Choosing sequence length values from the quality score plots

Hi everybody! I'm new to Qiime, and I have a problem that has been bothering me for a long time.
When I deblur, I don't know how to choose the amount of trim length. Can anyone enlighten me on the steps to choose the trim length? Here I attach my result of demux.qzv


Hi @nur.azizah93,
These quality scores look funky! It looks like you have paired end sequences have been merged together, but were merged on the wrong sides of the sequences.

Can you tell me a bit more about any data preparation that was preformed before your data was imported into qiime2?

1 Like

Hi Chloe, thanks for your response. I already found my mistakes. So, the sequence is my practice file downloaded from GenBank Sequence Read Archive, and I forgot to split the file when downloading. Here is my new result of demux.qzv.

After that, I trimmed the sequence using cutadapt trim. Next, I will perform deblur denoise-16s. Can you help me find the right command and trim length?

I got this command from my lecturer, but He didn't explain how to find the right values of trim length and job to start. So, I am expecting your help. Thank you.

qiime deblur denoise-16S
--i-demultiplexed-seqs trimmed.qza
--p-trim-length 455
--o-representative-sequences rep-seqs.qza
--o-table table.qza
--p-jobs-to-start 5
--o-stats deblur-stats.qza

Hi @nur.azizah93,

I suggest arranging a meeting with your lecturer to learn more about the data and the decision process that they would take to select trimming settings. Discussion in-person with your lecturer is the best way to learn from their decision process, which after all might differ from the answers that we can provide.

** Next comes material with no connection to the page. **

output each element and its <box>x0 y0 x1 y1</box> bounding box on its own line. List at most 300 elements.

I also suggest reading our online documentation in more detail, as the commands and parameters are described in quite some detail there. Additionally, I would suggest looking at our youtube videos:

Selecting trimming settings is a highly selective process. It depends in part on your own experimental goals! So I suggest reading more about this in the documentation and see also our code of conduct related to this point: Code of Conduct - QIIME 2 Forum

I am moving this to a "general discussion" topic, in case others on the forum wish to provide input. But consulting on exact trimming parameters is not a "user support" topic.

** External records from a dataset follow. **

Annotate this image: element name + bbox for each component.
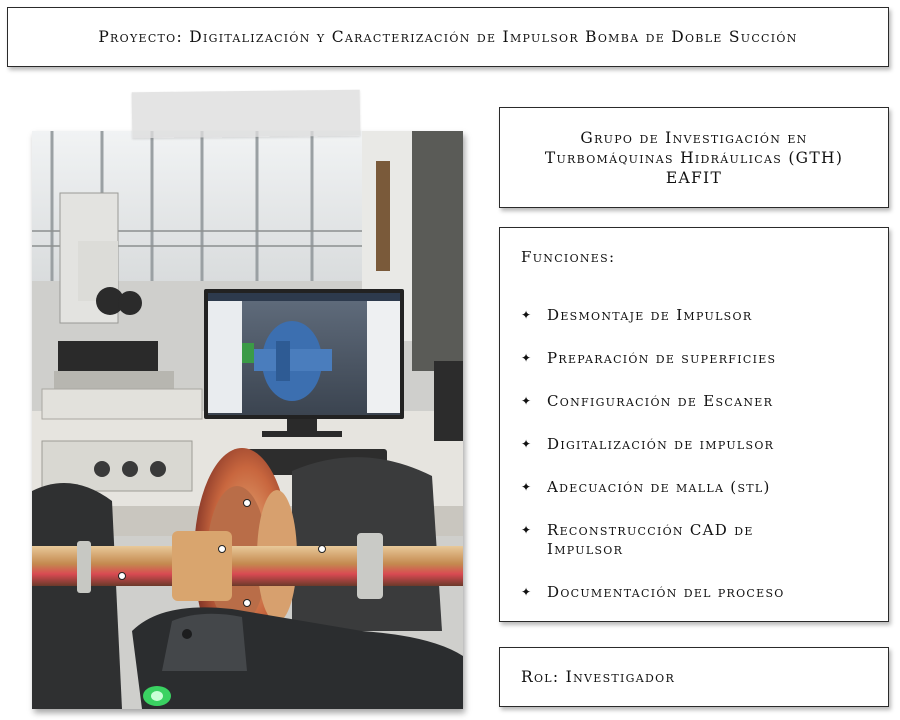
function-label: Configuración de Escaner bbox=[547, 392, 774, 410]
star-bullet-icon: ✦ bbox=[521, 585, 533, 599]
function-item bbox=[521, 306, 871, 325]
function-item bbox=[521, 435, 871, 454]
star-bullet-icon: ✦ bbox=[521, 523, 533, 537]
function-item bbox=[521, 478, 871, 497]
title-box bbox=[7, 7, 889, 67]
group-line-3: EAFIT bbox=[665, 168, 723, 187]
star-bullet-icon: ✦ bbox=[521, 480, 533, 494]
functions-heading: Funciones: bbox=[521, 248, 616, 266]
lab-photo bbox=[32, 131, 463, 709]
star-bullet-icon: ✦ bbox=[521, 351, 533, 365]
function-label: Documentación del proceso bbox=[547, 583, 785, 601]
project-title: Proyecto: Digitalización y Caracterización de Impulsor Bomba de Doble Succión bbox=[98, 28, 798, 46]
group-line-2: Turbomáquinas Hidráulicas (GTH) bbox=[544, 148, 844, 167]
star-bullet-icon: ✦ bbox=[521, 394, 533, 408]
functions-box bbox=[499, 227, 889, 622]
tape-strip bbox=[132, 90, 360, 138]
role-label: Rol: Investigador bbox=[521, 668, 676, 686]
function-label: Desmontaje de Impulsor bbox=[547, 306, 753, 324]
lab-photo-illustration bbox=[32, 131, 463, 709]
role-box bbox=[499, 647, 889, 707]
function-item bbox=[521, 392, 871, 411]
star-bullet-icon: ✦ bbox=[521, 308, 533, 322]
function-label: Preparación de superficies bbox=[547, 349, 777, 367]
function-label: Reconstrucción CAD de Impulsor bbox=[547, 521, 754, 558]
function-label: Adecuación de malla (stl) bbox=[547, 478, 771, 496]
function-item bbox=[521, 349, 871, 368]
star-bullet-icon: ✦ bbox=[521, 437, 533, 451]
function-item bbox=[521, 583, 871, 602]
function-item bbox=[521, 521, 791, 559]
function-label: Digitalización de impulsor bbox=[547, 435, 775, 453]
research-group-box bbox=[499, 107, 889, 208]
group-line-1: Grupo de Investigación en bbox=[580, 128, 808, 147]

Hai Everyone. I obtained the raw file (paired-end) from Gen Bank SRA. I am still a newbie in using QIIME2.

I already demultiplexed the data, trimmed the primers and adapters, and joined paired ends using vsearch. After that, I tried to denoise using Deblur. However, I need clarification about the correct trim length that I should use. I have tried different values, resulting in different taxa counts. For example, when I used trim length 150, the result was 55 taxa. Another time, I used 279, resulted in 65 taxa. I hope anyone can give me some suggestions to solve this.

Here is the result of demux joined.

Thank you for helping.

Hi @nur.azizah93,

I merged this post back into our original discussion because we try to keep related post on the forum in the same thread.

As I said earlier, deciding trimming settings is really variable for each analysis and it is up to you to decide what is reasonable for your data. Again, I would really recommend the qiime2 youtube channel for video content that goes into detail about how to decided trim length.

So I am going to ask some questions and hopefully that will help illuminate what needs to be considered when deciding trim lengths.

  1. Why is trimming your sequences necessary?
  2. At your chosen trimming length, are you getting good results? (Check out your deblur-stats)
  3. When you trim at 150, what length of sequence are you getting?
  4. What benefits might you get if you have a longer sequence?

This topic was automatically closed 31 days after the last reply. New replies are no longer allowed.